Abstract
Background
Since dementia is a result of cognitive rather than physical impairment, cognitive aspects are important for care planning. This mixed‐model study aims to understand how the loss of cognitive functioning affects mental representations of daily activities.
Methods
Mental representations were assessed via the script generation task of daily activities (grocery shopping, dentist appointment, doing laundry, leaving the house, car accident) and a qualitative semi‐structured interview from 25 people (age (mean: 67.64; SD: 23.625), gender (f: 14 (56%); m: 17 (68%)).
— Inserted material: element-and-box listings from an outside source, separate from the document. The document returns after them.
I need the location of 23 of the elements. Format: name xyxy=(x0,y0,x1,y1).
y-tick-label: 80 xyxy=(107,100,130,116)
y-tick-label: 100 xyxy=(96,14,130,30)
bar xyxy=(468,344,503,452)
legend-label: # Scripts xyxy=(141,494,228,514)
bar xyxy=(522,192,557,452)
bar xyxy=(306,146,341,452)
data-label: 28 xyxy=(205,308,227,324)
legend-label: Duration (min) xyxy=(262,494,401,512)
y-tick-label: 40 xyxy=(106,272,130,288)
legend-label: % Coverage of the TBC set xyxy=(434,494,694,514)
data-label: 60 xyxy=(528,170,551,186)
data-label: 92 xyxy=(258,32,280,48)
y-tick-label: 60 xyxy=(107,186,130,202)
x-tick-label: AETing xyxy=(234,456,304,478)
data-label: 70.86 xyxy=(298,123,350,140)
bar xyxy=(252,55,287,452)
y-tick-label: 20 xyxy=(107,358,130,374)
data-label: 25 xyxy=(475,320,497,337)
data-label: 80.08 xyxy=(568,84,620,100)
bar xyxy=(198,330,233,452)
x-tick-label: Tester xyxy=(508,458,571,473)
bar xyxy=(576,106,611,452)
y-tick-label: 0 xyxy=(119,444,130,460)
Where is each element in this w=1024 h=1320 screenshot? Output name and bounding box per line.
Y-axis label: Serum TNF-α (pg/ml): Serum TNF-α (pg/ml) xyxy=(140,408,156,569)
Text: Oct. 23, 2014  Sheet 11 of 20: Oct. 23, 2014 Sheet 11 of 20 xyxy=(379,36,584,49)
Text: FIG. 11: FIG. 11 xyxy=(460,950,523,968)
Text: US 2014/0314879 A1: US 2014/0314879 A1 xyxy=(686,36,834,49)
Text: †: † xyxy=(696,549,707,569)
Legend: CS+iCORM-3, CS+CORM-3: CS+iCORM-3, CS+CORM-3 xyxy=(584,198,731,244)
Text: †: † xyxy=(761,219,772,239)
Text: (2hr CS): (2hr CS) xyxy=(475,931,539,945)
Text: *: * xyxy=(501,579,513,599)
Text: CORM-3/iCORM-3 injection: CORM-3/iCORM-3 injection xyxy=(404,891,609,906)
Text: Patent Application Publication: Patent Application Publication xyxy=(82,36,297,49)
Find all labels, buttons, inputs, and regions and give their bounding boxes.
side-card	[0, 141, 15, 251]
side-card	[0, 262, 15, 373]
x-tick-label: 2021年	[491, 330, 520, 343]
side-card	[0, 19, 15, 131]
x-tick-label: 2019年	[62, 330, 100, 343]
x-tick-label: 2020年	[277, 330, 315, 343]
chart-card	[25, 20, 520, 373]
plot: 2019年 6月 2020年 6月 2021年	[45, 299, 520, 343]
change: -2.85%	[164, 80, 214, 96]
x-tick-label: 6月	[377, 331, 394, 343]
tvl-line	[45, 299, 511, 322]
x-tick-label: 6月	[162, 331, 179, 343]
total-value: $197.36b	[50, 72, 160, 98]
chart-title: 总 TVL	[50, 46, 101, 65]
Cognitive status was assessed via the Montreal Cognitive Assessment.
Results
Mental representations of daily activities loose content and get inaccurate throughout the disease (i.e. number of actions, abstractions, unemotional content) with poorer cognitive status. People with mild dementia report the most strategies and extend their mental representation by including strategies to circumvent experienced problems. Overall, mental representations of daily activities seem to be largely intact throughout the course of dementia (i.e. sequencing, personalisations, intrusions, examples, emotional content).
Conclusion
This study outlines that even though the content of mental representations decreases with dementia, the mental representations themselves remain in good order. Performance of daily activities throughout dementia may be hampered by the loss of content of the generated actions.